L’un de ces enregistrements a particulièrement retenu l’attention, car Joe Biden semble y reconnaître qu’il détient des documents classifiés dans sa résidence du Delaware. Au cours d’une conversation, il déclare à Zwonitzer : « Je viens de retrouver tous ces documents classifiés en bas », avant d’évoquer une note manuscrite de 40 pages qu’il avait rédigée à l’intention de Barack Obama en 2009 pour s’opposer à un renforcement des effectifs militaires en Afghanistan.
Aborder des sujets sensibles
Ailleurs dans les enregistrements, Joe Biden continue de parcourir des journaux intimes et des notes personnelles tout en préparant ses mémoires. À un moment donné, il déclare : « Ils ne savaient même pas que j’avais ça », avant d’ajouter : « C’est confidentiel. » Les passages de l’enregistrement traitant de questions sensibles de politique étrangère restent clairement censurés, des bips masquant les informations que les autorités ont jugé nécessaire de protéger.
La mémoire sous la loupe
Les enregistrements capturent également plusieurs moments où Biden marque une pause, peine à se souvenir de détails ou perd le fil de ses pensées. Au cours d’un échange, il déclare : « Bon… qu’est-ce que j’allais te demander ? Autre chose… Euh… hum. Oh là là. Je ne trouve rien d’autre. » Ces moments ont par la suite constitué un élément central du rapport final de Robert Hur.
La conclusion controversée de Hur
Hur a finalement conclu qu’un jury serait susceptible de considérer Biden comme « un homme âgé à la mémoire défaillante » plutôt que comme une personne ayant délibérément conservé des documents classifiés. Cette analyse a joué un rôle déterminant dans sa décision de ne pas recommander de poursuites pénales, ce qui a déclenché un vaste débat politique après la publication du rapport.
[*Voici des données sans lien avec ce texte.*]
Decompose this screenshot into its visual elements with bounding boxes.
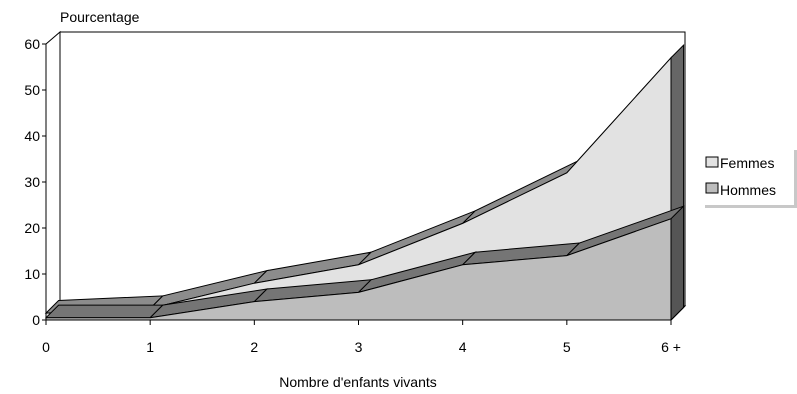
x-tick-label: 5 <box>563 339 571 355</box>
back-wall-outline <box>60 31 686 306</box>
legend-swatch-hommes <box>705 182 719 194</box>
y-tick-label: 30 <box>24 174 40 190</box>
area-top-band <box>44 304 164 319</box>
y-axis: 0 10 20 30 40 50 60 <box>24 36 47 328</box>
legend-label-femmes: Femmes <box>720 155 774 171</box>
x-tick-label: 0 <box>42 339 50 355</box>
x-tick-label: 4 <box>459 339 467 355</box>
y-axis-title: Pourcentage <box>60 9 140 25</box>
y-tick-label: 40 <box>24 128 40 144</box>
x-axis-title: Nombre d'enfants vivants <box>279 374 437 390</box>
left-wall <box>45 30 61 322</box>
y-tick-label: 10 <box>24 266 40 282</box>
area-end-side <box>670 204 685 322</box>
y-tick-label: 0 <box>32 312 40 328</box>
x-tick-label: 6 + <box>661 339 681 355</box>
x-tick-label: 3 <box>355 339 363 355</box>
series-layer <box>44 43 685 322</box>
y-tick-label: 50 <box>24 82 40 98</box>
y-tick-label: 60 <box>24 36 40 52</box>
x-tick-label: 2 <box>250 339 258 355</box>
legend: Femmes Hommes <box>702 147 797 208</box>
x-axis: 0 1 2 3 4 5 6 + <box>42 319 681 355</box>
x-tick-label: 1 <box>146 339 154 355</box>
series-hommes <box>44 204 685 322</box>
legend-label-hommes: Hommes <box>720 182 776 198</box>
y-tick-label: 20 <box>24 220 40 236</box>
area-front-face <box>45 218 672 321</box>
legend-swatch-femmes <box>705 156 719 168</box>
Les liens avec Obama révélés au grand jour
Au-delà de l’enquête sur les documents classifiés, ces enregistrements donnent un aperçu des relations entre Joe Biden et Barack Obama. Joe Biden évoque des désaccords sur la politique économique à la suite de la crise financière de 2008, affirmant qu’Obama « s’énervait » lorsqu’il prônait une approche plus ferme à l’égard des banquiers de Wall Street.
Tensions politiques
Biden laisse également entendre que l’entourage proche d’Obama est devenu « inconsciemment redevable à la Silicon Valley », affirmant que l’administration n’a pas suffisamment protégé les Américains de la classe moyenne. Il rappelle en outre qu’Obama l’avait prévenu que se présenter contre Hillary Clinton pour l’investiture démocrate en 2016 serait « une bataille difficile ».
La défense juridique de Biden
Tout au long de la procédure judiciaire, les avocats de Biden ont fait valoir que ces entretiens étaient des conversations privées destinées uniquement à l’aider à rédiger ses mémoires. Après la divulgation des enregistrements, son équipe juridique a déclaré : « Les conversations du président Biden, enregistrées il y a dix ans dans le cadre de la rédaction d’un livre et portant sur son fils décédé, sont privées, et ont été transmises au ministère de la Justice à la condition expresse qu’elles le restent. Faire marche arrière et les rendre publiques n’est que le dernier exemple en date de la manière dont cette administration utilise le ministère de la Justice comme une arme à des fins de représailles politiques. »
Confidentialité contre transparence
Les avocats de Biden ont soutenu que le fait d’avoir remis les enregistrements au ministère de la Justice au cours de l’enquête n’aurait jamais dû porter atteinte à son droit à la vie privée. Cependant, la cour d’appel a conclu que l’intérêt public à accéder à ces enregistrements l’emportait sur ces intérêts liés à la vie privée, mettant ainsi un terme à ce long litige.
Un nouveau débat s'ouvre
La publication de ces enregistrements a relancé le débat autour de l’enquête menée par Robert Hur et a permis au public d’entendre directement les conversations qui ont façonné bon nombre de ses conclusions. Au-delà des questions relatives aux documents classifiés, ces enregistrements offrent également un aperçu d’une franchise inhabituelle sur la mémoire de Joe Biden, ses réflexions sur l’administration Obama et ses pensées intimes au cours de l’une des périodes les plus décisives de sa carrière politique.